Anos depois, a música estreitou ainda mais essa ligação. Como vocalista da banda católica Ministério Reacender, vivi, em 2022, uma experiência profundamente significativa: o lançamento da canção “Mariana”. A música nasceu como uma contemplação do amor de Cristo que, na Cruz, entrega Sua mãe à humanidade. A letra percorre os dogmas marianos e recorda que Maria não ocupa o centro da fé, mas aponta inteiramente para Jesus, como faz desde Caná da Galileia, quando diz: “Fazei tudo o que Ele vos disser”.
Quando surgiu a ideia do videoclipe, o Anchieta apareceu naturalmente em nosso coração. Havia naquele espaço uma beleza difícil de explicar apenas pela arquitetura. O jardim interno, a imagem de Nossa Senhora Imaculada Conceição, as escadarias do hall e o próprio teatro carregavam uma atmosfera de recolhimento e transcendência. Parecia que cada cenário ajudava a narrar visualmente aquilo que a música proclamava. Assim, no dia 8 de dezembro de 2022, solenidade da Imaculada Conceição, lançávamos o videoclipe de “Mariana”, gravado dentro do Colégio Anchieta. Até hoje, considero aquele trabalho uma das expressões mais sinceras da minha devoção mariana.
Talvez seja justamente aqui que percebo, com mais profundidade, a delicadeza da Providência. Porque hoje, em 2026, aquele lugar tão presente em minha caminhada tornou-se também meu local de trabalho. E, mais do que um ambiente profissional, o Anchieta passou a ser um espaço de missão.
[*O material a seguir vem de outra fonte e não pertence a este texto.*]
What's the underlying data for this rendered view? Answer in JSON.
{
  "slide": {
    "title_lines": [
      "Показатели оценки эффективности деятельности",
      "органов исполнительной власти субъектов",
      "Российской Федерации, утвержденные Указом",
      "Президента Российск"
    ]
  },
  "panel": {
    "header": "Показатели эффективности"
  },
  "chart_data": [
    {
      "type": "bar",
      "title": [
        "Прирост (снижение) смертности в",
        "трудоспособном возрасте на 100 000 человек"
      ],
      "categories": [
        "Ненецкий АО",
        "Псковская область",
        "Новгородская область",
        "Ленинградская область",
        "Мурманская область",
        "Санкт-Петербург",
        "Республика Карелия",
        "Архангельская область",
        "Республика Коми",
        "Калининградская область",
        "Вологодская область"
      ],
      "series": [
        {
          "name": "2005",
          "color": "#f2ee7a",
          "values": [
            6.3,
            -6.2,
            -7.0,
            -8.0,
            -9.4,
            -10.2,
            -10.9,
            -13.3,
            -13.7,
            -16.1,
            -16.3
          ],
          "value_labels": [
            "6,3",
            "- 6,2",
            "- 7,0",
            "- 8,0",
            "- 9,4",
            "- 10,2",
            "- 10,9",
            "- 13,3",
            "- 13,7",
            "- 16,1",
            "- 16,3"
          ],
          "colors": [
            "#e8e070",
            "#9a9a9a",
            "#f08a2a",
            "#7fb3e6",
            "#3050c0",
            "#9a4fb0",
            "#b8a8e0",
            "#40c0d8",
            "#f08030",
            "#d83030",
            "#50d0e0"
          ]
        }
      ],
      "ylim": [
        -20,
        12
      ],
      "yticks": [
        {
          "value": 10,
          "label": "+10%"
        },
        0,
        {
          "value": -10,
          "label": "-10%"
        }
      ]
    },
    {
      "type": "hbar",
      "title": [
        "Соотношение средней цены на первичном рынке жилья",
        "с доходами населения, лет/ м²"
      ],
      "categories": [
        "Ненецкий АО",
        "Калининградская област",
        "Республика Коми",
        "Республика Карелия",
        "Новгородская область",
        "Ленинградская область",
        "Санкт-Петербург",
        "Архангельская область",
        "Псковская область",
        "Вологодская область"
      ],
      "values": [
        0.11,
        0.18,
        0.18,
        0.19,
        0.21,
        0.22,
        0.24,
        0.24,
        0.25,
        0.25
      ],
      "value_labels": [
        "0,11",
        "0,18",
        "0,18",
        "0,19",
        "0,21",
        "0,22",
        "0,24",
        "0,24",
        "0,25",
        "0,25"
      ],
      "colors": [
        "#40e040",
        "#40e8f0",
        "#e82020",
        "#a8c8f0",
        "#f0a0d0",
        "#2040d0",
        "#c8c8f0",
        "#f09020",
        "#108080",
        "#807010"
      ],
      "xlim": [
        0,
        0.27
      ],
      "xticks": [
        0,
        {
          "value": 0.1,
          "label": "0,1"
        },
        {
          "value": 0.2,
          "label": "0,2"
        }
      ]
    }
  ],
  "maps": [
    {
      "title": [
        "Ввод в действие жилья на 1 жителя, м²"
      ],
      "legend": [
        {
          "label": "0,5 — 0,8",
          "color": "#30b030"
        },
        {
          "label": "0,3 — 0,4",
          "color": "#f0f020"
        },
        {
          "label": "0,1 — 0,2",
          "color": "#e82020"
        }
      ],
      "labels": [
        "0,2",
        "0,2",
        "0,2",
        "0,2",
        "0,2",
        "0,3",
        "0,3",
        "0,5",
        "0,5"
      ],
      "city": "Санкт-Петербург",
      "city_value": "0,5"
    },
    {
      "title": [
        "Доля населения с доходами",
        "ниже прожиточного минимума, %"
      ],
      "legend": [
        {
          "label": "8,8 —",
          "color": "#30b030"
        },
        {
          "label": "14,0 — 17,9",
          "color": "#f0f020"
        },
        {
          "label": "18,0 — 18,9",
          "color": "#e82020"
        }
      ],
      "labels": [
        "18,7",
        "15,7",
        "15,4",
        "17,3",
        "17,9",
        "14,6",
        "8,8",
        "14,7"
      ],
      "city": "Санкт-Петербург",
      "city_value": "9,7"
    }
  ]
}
Trabalhar em um colégio jesuíta transforma nosso olhar espiritual. A tradição inaciana ensina a encontrar Deus em todas as coisas. Essa percepção muda a maneira como enxergamos Maria. Na espiritualidade de Santo Inácio, a Virgem não aparece apenas como símbolo de ternura, mas como modelo perfeito de escuta, disponibilidade e serviço. Ela é a mulher do discernimento, do silêncio fecundo e da fidelidade radical ao chamado de Deus.
Conviver diariamente com essa espiritualidade fortalece em mim uma devoção menos sentimental e mais contemplativa. Maria passa a ser compreendida não apenas pelas emoções que desperta, mas pela profundidade de sua entrega. Ela ensina a permanecer aos pés da Cruz sem abandonar a esperança. Ensina a servir sem buscar reconhecimento. Ensina a guardar Deus no coração antes de anunciá-Lo ao mundo.
Por isso, viver o mês mariano dentro do Colégio Anchieta possui um significado muito especial para mim. Existe algo de profundamente belo em perceber que os lugares que marcaram minha história agora também participam da minha vocação. Entre memórias da infância, música, fé e missão, vou descobrindo que Maria continua conduzindo meus passos com a mesma discrição com que conduziu os discípulos até Cristo.
E talvez seja este o maior segredo da espiritualidade mariana: quanto mais nos aproximamos dela, mais encontramos Jesus no centro de tudo.